ASAP: Accelerated Short Read Alignment on Programmable Hardware

Subho S. Banerjee, Mohamed el-Hadedy, Jong B. Lim, Daniel Chen, Zbigniew T. Kalbarczyk, Deming Chen and Ravishankar K. Iyer

FPGA 2017

The proliferation of high-throughput sequencing machines allows for the rapid generation of billions of short nucleotide fragments in a short period. This massive amount of sequence data can quickly overwhelm today’s storage and compute infrastructure. This poster explores the use of hardware acceleration to significantly improve the runtime of short-read alignment (SRA), a crucial step in pre-processing sequenced genomes. It presents the design and implementation of ASAP, an accelerator for computing Levenshtein distance (LD) in the context of the SRA problem. LD computation is a prominent underlying mathematical kernel that is common to a large number of SRA tools (e.g., BLAST, BWA, SNAP) and is responsible for 50-70% of their runtime. These algorithms mentioned above calculate the exact value of LD between nucleotide strings but only use them to build a total ordering (an ordered list) of the most likely point of origin in the genome.

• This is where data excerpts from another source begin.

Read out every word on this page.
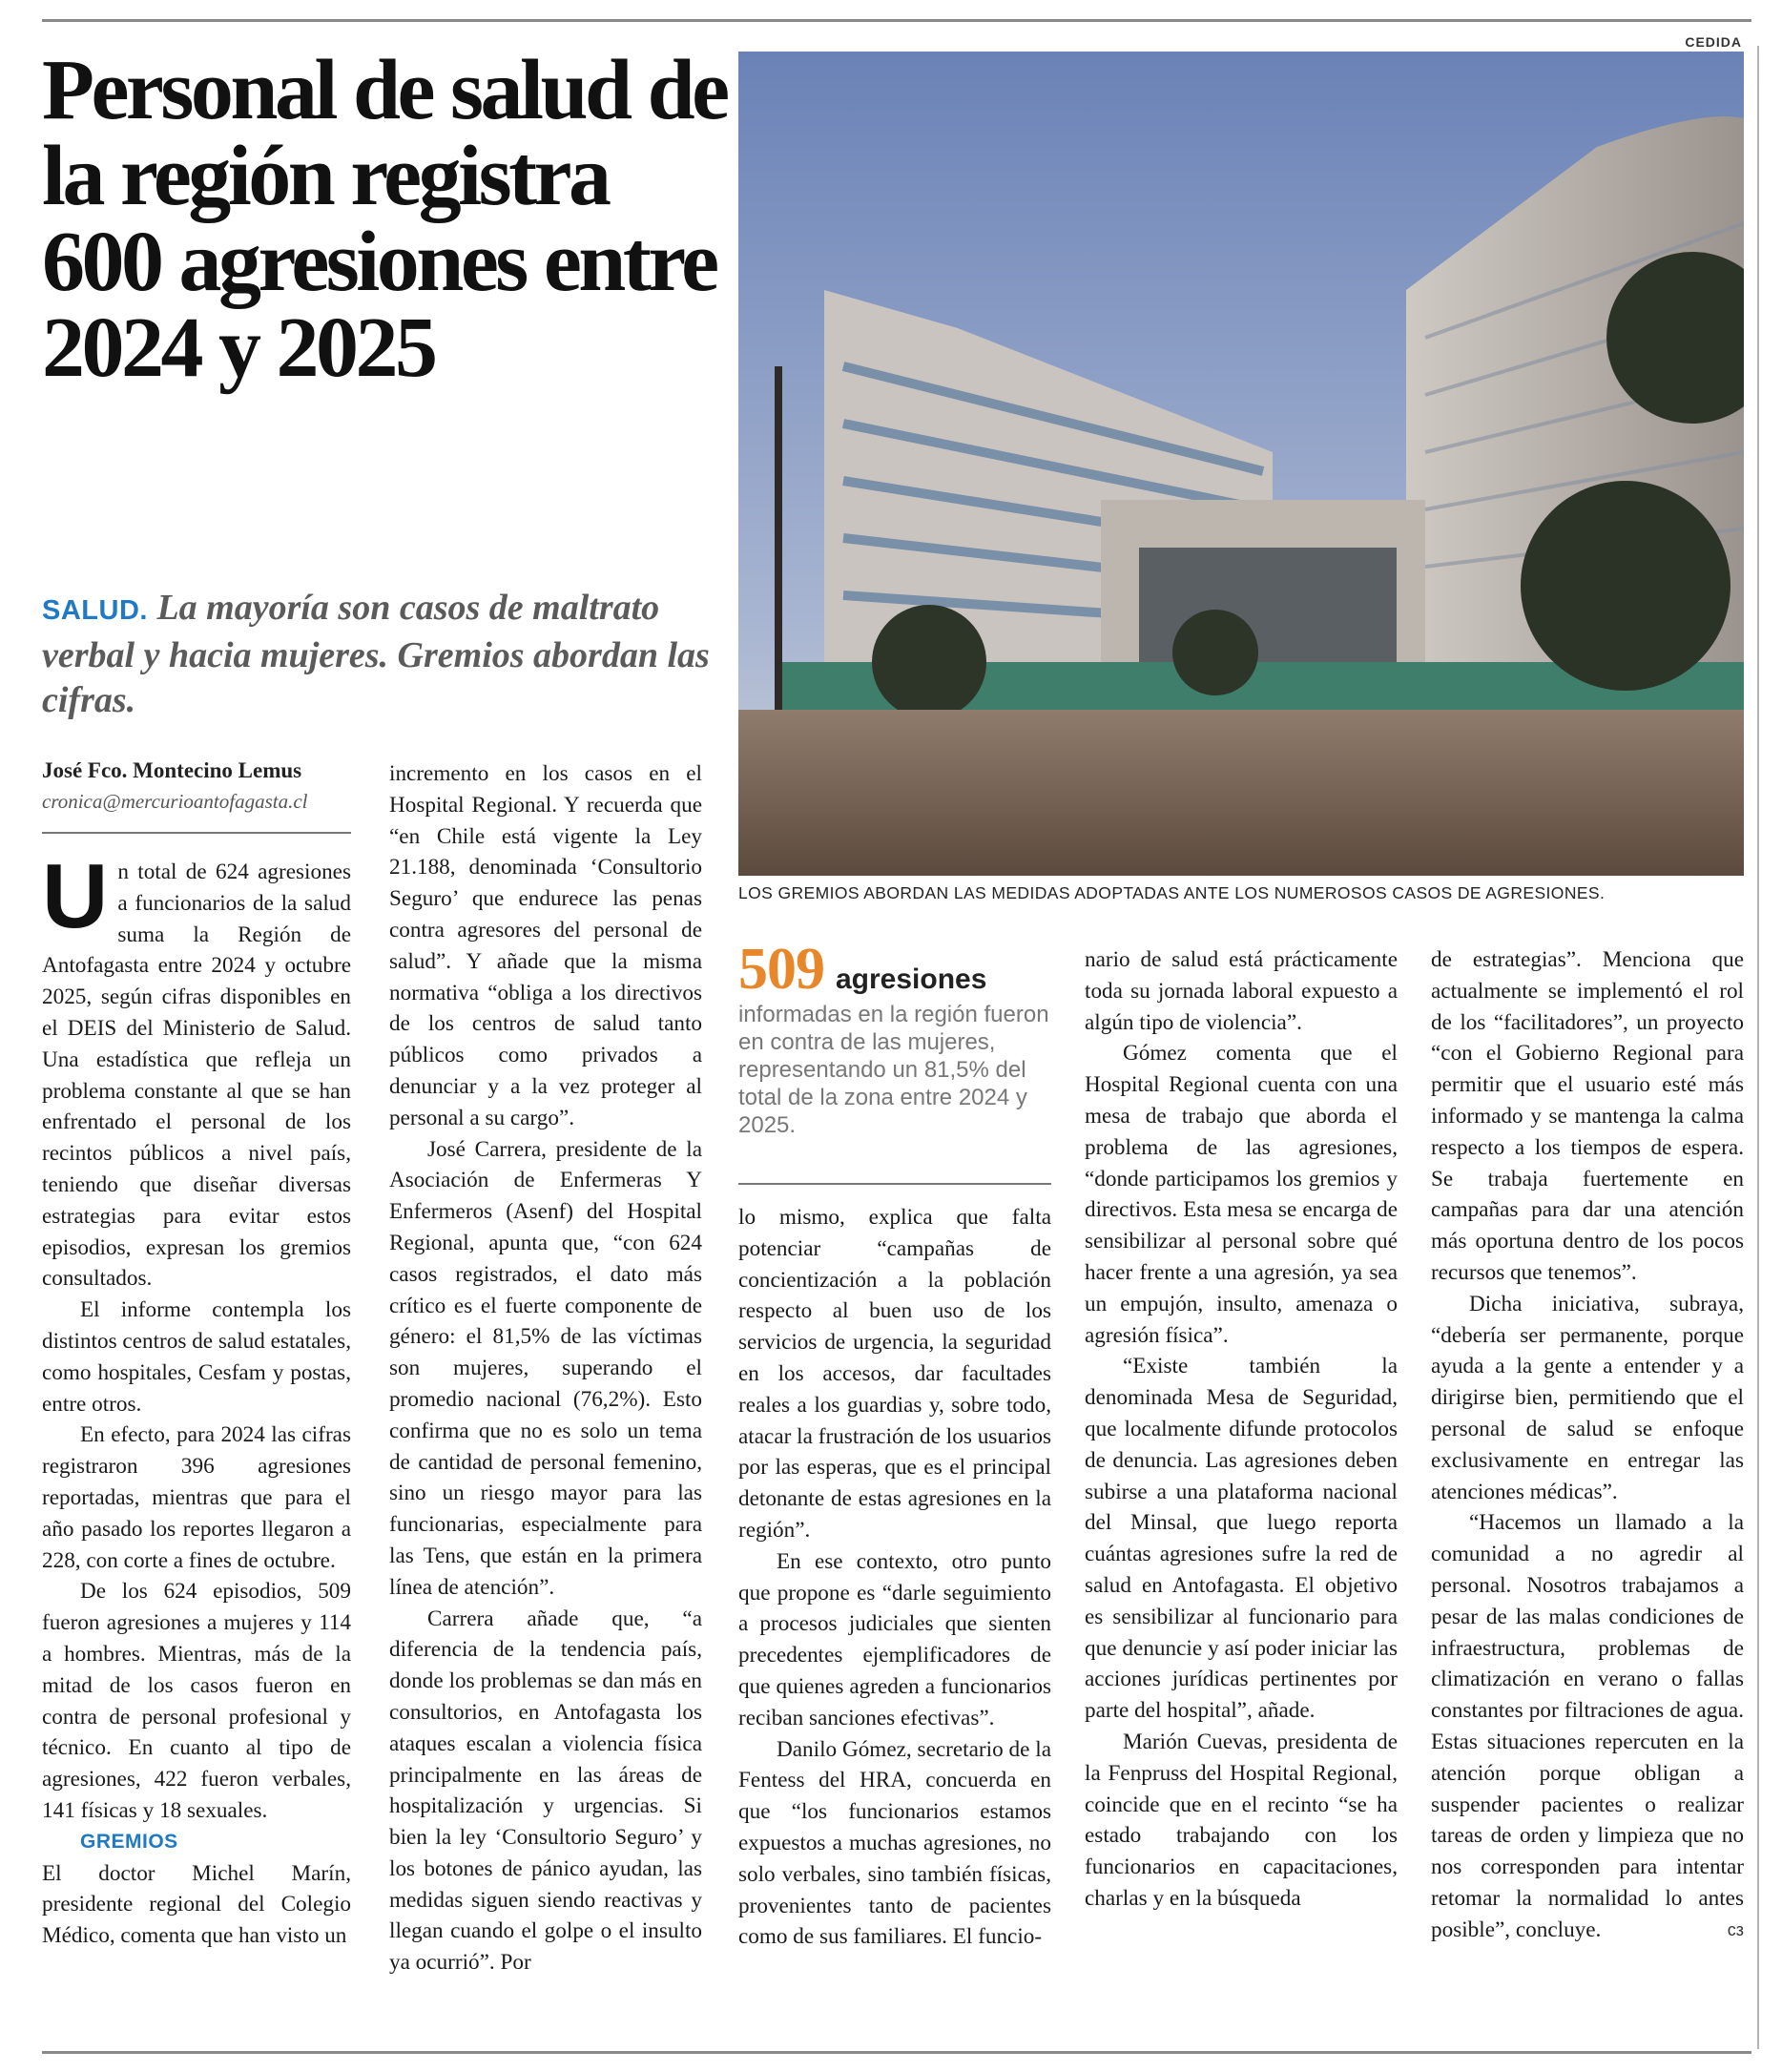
CEDIDA
Personal de salud de la región registra 600 agresiones entre 2024 y 2025
SALUD. La mayoría son casos de maltrato verbal y hacia mujeres. Gremios abordan las cifras.
José Fco. Montecino Lemus
cronica@mercurioantofagasta.cl
LOS GREMIOS ABORDAN LAS MEDIDAS ADOPTADAS ANTE LOS NUMEROSOS CASOS DE AGRESIONES.
509 agresiones
informadas en la región fueron en contra de las mujeres, representando un 81,5% del total de la zona entre 2024 y 2025.

Un total de 624 agresiones a funcionarios de la salud suma la Región de Antofagasta entre 2024 y octubre 2025, según cifras disponibles en el DEIS del Ministerio de Salud. Una estadística que refleja un problema constante al que se han enfrentado el personal de los recintos públicos a nivel país, teniendo que diseñar diversas estrategias para evitar estos episodios, expresan los gremios consultados.

El informe contempla los distintos centros de salud estatales, como hospitales, Cesfam y postas, entre otros.

En efecto, para 2024 las cifras registraron 396 agresiones reportadas, mientras que para el año pasado los reportes llegaron a 228, con corte a fines de octubre.

De los 624 episodios, 509 fueron agresiones a mujeres y 114 a hombres. Mientras, más de la mitad de los casos fueron en contra de personal profesional y técnico. En cuanto al tipo de agresiones, 422 fueron verbales, 141 físicas y 18 sexuales.

GREMIOS

El doctor Michel Marín, presidente regional del Colegio Médico, comenta que han visto un

incremento en los casos en el Hospital Regional. Y recuerda que “en Chile está vigente la Ley 21.188, denominada ‘Consultorio Seguro’ que endurece las penas contra agresores del personal de salud”. Y añade que la misma normativa “obliga a los directivos de los centros de salud tanto públicos como privados a denunciar y a la vez proteger al personal a su cargo”.

José Carrera, presidente de la Asociación de Enfermeras Y Enfermeros (Asenf) del Hospital Regional, apunta que, “con 624 casos registrados, el dato más crítico es el fuerte componente de género: el 81,5% de las víctimas son mujeres, superando el promedio nacional (76,2%). Esto confirma que no es solo un tema de cantidad de personal femenino, sino un riesgo mayor para las funcionarias, especialmente para las Tens, que están en la primera línea de atención”.

Carrera añade que, “a diferencia de la tendencia país, donde los problemas se dan más en consultorios, en Antofagasta los ataques escalan a violencia física principalmente en las áreas de hospitalización y urgencias. Si bien la ley ‘Consultorio Seguro’ y los botones de pánico ayudan, las medidas siguen siendo reactivas y llegan cuando el golpe o el insulto ya ocurrió”. Por

lo mismo, explica que falta potenciar “campañas de concientización a la población respecto al buen uso de los servicios de urgencia, la seguridad en los accesos, dar facultades reales a los guardias y, sobre todo, atacar la frustración de los usuarios por las esperas, que es el principal detonante de estas agresiones en la región”.

En ese contexto, otro punto que propone es “darle seguimiento a procesos judiciales que sienten precedentes ejemplificadores de que quienes agreden a funcionarios reciban sanciones efectivas”.

Danilo Gómez, secretario de la Fentess del HRA, concuerda en que “los funcionarios estamos expuestos a muchas agresiones, no solo verbales, sino también físicas, provenientes tanto de pacientes como de sus familiares. El funcio-

nario de salud está prácticamente toda su jornada laboral expuesto a algún tipo de violencia”.

Gómez comenta que el Hospital Regional cuenta con una mesa de trabajo que aborda el problema de las agresiones, “donde participamos los gremios y directivos. Esta mesa se encarga de sensibilizar al personal sobre qué hacer frente a una agresión, ya sea un empujón, insulto, amenaza o agresión física”.

“Existe también la denominada Mesa de Seguridad, que localmente difunde protocolos de denuncia. Las agresiones deben subirse a una plataforma nacional del Minsal, que luego reporta cuántas agresiones sufre la red de salud en Antofagasta. El objetivo es sensibilizar al funcionario para que denuncie y así poder iniciar las acciones jurídicas pertinentes por parte del hospital”, añade.

Marión Cuevas, presidenta de la Fenpruss del Hospital Regional, coincide que en el recinto “se ha estado trabajando con los funcionarios en capacitaciones, charlas y en la búsqueda

de estrategias”. Menciona que actualmente se implementó el rol de los “facilitadores”, un proyecto “con el Gobierno Regional para permitir que el usuario esté más informado y se mantenga la calma respecto a los tiempos de espera. Se trabaja fuertemente en campañas para dar una atención más oportuna dentro de los pocos recursos que tenemos”.

Dicha iniciativa, subraya, “debería ser permanente, porque ayuda a la gente a entender y a dirigirse bien, permitiendo que el personal de salud se enfoque exclusivamente en entregar las atenciones médicas”.

“Hacemos un llamado a la comunidad a no agredir al personal. Nosotros trabajamos a pesar de las malas condiciones de infraestructura, problemas de climatización en verano o fallas constantes por filtraciones de agua. Estas situaciones repercuten en la atención porque obligan a suspender pacientes o realizar tareas de orden y limpieza que no nos corresponden para intentar retomar la normalidad lo antes posible”, concluye.	cз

ASAP computes an approximation of LD by encoding computation in propagation delay of circuit elements. This approximation is calculated in an accelerated fashion in hardware and preserves the original total ordering of LDs produced by the traditional algorithms. This computation is performed by constructing circuits that comprise the recursive definition of the LD computation and measuring propagation delay of a signal entering and leaving the circuit. Additionally, ASAP can explore large portions of the search space (substrings of the strings being compared) within one clock cycle, and ignore parts of the search space that does not contribute to an answer. Our design is implemented on an Altera Stratix V FPGA in an IBM POWER8 system using the CAPI interface for cache coherence across the CPU and FPGA. Our design is 200x faster (median measurement) than the equivalent C implementation of the kernel running on the host processor and 2.2x faster for an end-to-end alignment tool for 120-150bp short-read sequences.